Le violon de Colette Guinard

LE VIOLON

Toi mon instrument à cordes
Tu es pour moi le plus harmonieux
Langoureuse est ta mélodie
Qui rend les êtres amoureux.

Tes sanglots, complainte d’une passion
Entraînent mon âme à l’unisson
Ton archet caresse sur tes cordes
Tes merveilleux sons et ses accords.

Où s’envolent tes notes de musique
Dans ta caisse de résonance, si magique
Telles ruissellent les larmes de mon cœur
Je pleure sur la fin de mon amour.

Alors que je voulais l’aimer pour toujours
Vibre encore le fleuve de mon bonheur
Grace à tes accords et tes sons
Tu es pour moi ce joli violon
Qui restera le plus beau de tous les altos.

Texte de Colette Guinard

Tedi Papavrami , violoniste et écrivain.

la malédiction du Stradivarius de Philippe Morane

Quand Anaïs de chez Librinova m’a proposé ce livre. Je n’ai pas hésité, j’ai accepté tout de suite avec plaisir. Je n’ai pas pris le temps de lire le synopsis. Dès réception du livre numérique, j’ai commencé ma lecture. Tout de suite j’ai été conquise.

Il est question de violon, de musique. L’auteur semble bien connaître ce domaine. Il parsème son roman de morceaux de musique.

Deux histoires vont se côtoyer et se réunir par la suite. D’un côté, nous avons Alicia, jeune violoniste virtuose qui se prépare pour un récital à New York. Mais avant de partir, elle est attendue en Suisse, où on va lui confier un violon particulier, un Stradivarius de 1721, le « Dei Conti ».

De l’autre côté, nous suivons un jeune homme, Tim qui recherche activement ce violon , ce Stradivarius, ayant appartenu à son grand-père. Il s’emballe quand il apprend la réapparition de ce violon-ci. Il le veut, le retrouver, il fera tout pour cela.

L’histoire nous entraînera dans un univers particulier, au temps de la guerre où les peuples s’affrontent, mais aussi où deux êtres partagent malgré leur différence l’amour de la musique.

Un incident va se produire à la fin du récital. A sa sortie, un homme attendait Alicia, il lui déroba le violon en neutralisant la personne qui l’accompagnait.

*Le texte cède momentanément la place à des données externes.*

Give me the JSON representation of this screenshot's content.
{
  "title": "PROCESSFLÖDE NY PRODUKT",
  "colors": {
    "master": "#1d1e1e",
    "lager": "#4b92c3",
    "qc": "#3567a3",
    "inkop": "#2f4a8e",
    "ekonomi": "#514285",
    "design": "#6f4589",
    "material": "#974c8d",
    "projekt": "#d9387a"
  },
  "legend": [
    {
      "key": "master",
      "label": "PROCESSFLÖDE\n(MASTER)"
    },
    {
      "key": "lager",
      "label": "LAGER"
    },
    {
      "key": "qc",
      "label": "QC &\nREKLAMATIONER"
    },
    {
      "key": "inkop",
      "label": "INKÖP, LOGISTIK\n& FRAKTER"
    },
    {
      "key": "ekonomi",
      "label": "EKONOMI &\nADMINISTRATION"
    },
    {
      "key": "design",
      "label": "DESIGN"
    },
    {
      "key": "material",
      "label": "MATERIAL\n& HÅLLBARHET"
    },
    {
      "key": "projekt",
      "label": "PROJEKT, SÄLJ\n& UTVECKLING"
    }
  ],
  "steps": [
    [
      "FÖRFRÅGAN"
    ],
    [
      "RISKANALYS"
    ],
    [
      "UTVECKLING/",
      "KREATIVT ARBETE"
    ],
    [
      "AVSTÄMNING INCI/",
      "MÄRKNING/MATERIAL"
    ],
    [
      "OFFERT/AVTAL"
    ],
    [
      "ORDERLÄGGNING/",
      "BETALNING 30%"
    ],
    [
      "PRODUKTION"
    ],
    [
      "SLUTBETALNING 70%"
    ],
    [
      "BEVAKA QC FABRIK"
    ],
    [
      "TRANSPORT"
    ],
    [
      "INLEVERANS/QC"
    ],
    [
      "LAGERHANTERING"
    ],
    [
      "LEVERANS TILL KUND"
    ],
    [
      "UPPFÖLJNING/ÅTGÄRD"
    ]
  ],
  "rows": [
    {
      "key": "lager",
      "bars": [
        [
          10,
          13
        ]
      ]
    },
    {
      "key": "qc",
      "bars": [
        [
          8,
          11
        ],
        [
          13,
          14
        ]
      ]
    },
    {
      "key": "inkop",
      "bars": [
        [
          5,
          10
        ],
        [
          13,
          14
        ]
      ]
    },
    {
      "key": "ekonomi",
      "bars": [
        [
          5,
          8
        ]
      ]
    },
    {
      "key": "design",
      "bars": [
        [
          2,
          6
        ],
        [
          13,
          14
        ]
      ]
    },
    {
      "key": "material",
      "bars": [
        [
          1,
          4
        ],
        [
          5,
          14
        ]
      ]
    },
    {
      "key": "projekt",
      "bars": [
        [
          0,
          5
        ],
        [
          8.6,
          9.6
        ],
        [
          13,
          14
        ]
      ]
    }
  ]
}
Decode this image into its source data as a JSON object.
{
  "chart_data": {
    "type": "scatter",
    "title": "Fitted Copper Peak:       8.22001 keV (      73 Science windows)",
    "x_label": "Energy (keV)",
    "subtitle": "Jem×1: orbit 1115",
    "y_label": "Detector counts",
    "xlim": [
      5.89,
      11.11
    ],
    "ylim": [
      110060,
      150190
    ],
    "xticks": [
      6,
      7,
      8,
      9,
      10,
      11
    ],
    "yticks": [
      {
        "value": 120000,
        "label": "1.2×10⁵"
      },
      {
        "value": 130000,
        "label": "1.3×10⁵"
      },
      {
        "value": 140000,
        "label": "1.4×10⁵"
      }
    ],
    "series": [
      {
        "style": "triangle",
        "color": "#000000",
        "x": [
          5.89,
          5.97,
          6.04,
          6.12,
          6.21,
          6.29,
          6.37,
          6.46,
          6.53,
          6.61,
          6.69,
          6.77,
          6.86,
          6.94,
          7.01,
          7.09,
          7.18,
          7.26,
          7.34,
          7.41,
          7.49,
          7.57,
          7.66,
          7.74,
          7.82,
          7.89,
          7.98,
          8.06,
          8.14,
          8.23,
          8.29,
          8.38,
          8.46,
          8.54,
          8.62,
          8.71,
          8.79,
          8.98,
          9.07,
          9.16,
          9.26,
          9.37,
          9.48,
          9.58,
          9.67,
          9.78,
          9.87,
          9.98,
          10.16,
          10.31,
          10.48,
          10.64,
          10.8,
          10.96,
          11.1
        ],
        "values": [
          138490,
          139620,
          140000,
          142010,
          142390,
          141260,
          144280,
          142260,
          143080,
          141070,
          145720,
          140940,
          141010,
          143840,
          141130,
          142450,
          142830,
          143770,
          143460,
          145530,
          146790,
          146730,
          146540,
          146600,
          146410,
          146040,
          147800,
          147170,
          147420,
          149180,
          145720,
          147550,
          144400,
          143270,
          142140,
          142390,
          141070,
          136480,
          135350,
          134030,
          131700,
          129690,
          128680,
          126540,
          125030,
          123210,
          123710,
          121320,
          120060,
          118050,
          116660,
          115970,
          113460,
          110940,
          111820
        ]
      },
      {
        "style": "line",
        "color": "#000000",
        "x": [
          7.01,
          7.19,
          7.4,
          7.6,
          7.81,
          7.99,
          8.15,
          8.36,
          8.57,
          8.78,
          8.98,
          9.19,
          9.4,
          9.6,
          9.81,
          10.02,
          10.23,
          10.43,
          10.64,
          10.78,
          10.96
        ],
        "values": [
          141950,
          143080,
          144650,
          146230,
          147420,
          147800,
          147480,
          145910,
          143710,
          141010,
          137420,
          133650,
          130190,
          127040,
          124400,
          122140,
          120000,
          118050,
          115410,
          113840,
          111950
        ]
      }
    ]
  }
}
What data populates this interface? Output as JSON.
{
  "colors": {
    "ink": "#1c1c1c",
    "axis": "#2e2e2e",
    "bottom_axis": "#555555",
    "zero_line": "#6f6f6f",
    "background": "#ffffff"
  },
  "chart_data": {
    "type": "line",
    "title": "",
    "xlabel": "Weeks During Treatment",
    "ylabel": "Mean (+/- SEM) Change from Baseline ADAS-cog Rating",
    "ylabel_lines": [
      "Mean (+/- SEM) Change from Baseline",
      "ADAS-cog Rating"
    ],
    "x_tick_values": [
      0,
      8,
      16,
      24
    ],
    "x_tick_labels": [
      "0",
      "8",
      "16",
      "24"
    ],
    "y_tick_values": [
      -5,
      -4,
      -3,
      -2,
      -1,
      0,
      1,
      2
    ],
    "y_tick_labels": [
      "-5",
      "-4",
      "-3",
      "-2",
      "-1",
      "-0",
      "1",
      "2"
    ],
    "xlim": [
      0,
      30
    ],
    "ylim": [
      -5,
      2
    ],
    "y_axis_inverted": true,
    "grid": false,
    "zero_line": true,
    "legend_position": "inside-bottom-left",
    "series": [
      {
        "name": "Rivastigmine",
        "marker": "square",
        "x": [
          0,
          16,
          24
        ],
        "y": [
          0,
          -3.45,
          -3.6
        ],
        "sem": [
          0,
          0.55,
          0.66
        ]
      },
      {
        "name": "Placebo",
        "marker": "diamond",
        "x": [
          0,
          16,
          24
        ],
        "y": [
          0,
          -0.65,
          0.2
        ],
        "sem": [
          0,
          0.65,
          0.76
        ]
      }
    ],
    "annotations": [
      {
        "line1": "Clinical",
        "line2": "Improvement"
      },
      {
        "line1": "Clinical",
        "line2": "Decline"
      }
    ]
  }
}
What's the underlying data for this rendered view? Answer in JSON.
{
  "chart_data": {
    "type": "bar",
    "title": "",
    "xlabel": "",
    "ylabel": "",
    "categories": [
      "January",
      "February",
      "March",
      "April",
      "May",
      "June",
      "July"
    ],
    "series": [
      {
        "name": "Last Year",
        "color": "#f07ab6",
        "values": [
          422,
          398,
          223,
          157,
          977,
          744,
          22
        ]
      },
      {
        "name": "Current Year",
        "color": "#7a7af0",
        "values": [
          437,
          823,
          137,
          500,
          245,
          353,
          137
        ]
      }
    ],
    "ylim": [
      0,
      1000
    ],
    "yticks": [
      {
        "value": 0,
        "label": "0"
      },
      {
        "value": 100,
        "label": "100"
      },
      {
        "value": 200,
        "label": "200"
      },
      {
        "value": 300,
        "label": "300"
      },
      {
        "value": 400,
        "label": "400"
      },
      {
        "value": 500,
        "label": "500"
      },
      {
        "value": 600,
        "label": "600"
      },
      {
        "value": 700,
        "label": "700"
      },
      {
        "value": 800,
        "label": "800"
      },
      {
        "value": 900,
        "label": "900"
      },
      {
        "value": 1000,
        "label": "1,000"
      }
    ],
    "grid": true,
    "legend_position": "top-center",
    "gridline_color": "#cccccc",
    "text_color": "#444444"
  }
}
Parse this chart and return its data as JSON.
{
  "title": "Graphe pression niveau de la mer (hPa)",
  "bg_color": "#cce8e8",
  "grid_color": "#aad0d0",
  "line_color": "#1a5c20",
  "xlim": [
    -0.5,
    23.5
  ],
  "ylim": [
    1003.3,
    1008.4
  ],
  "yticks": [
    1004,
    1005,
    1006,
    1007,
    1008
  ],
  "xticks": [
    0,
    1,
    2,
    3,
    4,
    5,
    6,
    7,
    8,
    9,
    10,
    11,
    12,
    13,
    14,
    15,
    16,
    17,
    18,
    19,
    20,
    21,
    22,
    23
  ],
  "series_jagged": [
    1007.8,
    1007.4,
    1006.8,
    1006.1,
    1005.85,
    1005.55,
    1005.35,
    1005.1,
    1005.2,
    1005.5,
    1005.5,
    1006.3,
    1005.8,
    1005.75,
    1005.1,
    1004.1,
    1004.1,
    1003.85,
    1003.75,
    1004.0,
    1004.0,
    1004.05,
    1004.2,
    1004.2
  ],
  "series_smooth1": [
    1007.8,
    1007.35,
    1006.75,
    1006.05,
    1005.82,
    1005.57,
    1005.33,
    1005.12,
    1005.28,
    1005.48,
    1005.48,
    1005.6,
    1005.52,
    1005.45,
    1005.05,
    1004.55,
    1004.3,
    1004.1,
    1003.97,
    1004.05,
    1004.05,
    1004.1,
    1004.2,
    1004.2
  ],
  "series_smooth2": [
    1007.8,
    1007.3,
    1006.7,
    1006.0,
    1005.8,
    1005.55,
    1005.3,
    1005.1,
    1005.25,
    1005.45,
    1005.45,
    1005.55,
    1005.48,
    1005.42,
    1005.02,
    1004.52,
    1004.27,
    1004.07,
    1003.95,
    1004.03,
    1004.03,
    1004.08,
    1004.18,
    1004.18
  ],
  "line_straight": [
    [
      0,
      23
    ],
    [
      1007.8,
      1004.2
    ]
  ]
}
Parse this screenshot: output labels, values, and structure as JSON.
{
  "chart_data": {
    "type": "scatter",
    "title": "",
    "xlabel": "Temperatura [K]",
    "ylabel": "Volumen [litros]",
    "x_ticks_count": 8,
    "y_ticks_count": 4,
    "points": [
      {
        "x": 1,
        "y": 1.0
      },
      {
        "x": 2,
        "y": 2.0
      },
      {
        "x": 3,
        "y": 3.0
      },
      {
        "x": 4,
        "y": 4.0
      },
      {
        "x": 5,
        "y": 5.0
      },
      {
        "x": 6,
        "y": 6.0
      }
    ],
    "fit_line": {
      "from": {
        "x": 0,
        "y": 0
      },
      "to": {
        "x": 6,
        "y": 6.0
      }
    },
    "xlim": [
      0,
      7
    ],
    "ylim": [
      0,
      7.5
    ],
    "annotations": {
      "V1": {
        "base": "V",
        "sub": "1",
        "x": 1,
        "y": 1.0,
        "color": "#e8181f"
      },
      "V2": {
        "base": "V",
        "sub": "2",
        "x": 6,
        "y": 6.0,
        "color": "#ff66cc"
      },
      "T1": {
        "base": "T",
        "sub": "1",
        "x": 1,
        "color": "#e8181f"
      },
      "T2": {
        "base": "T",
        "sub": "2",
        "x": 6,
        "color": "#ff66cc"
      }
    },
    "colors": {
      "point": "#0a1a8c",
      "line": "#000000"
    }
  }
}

Tout est parfaitement  » orchestré ». Le violon sera -t-il retrouvé ? aura t-il sa place dans sa famille d’origine ? ou ira t-il ailleurs ? Vous saurez la fin de l’histoire en lisant ce livre.

J’ai aimé les notes de l’auteur sur le Stradivarius, sur sa fabrication.

Je ne peux finir qu’en musique :

Albanie, Fugue pour violon seul de Tedi Papavrami

Ce livre je l’ai lu, il y a quelques années. J’avais apprécié cette lecture. Tedi Papavrami nous raconte son histoire, mais en même temps celle de son pays, l’Albanie. Je n’avais pas écrit de critique de ce livre, mais je me rappelle ceci :

Son père , professeur de violon au conservatoire détecte que son fils est doué pour la musique. Il va le prendre en main d’une manière sévère.

Tedi Papavrami nous raconte comment fut sa vie de petit prodige, ses réflexions, son travail et aussi sa paresse. Son récit s’arrête à 16 ans.  Il nous fait écouter, par l’intermédiaire d’un flash code numérique à la fin de quelques chapitres, ses solos préférés joués par lui.

Pour compléter mes souvenirs, laissons l’auteur nous parler de son livre.

Ce livre finit mon mois de l’Europe de l’Est chez Eva, Patrice et Goran.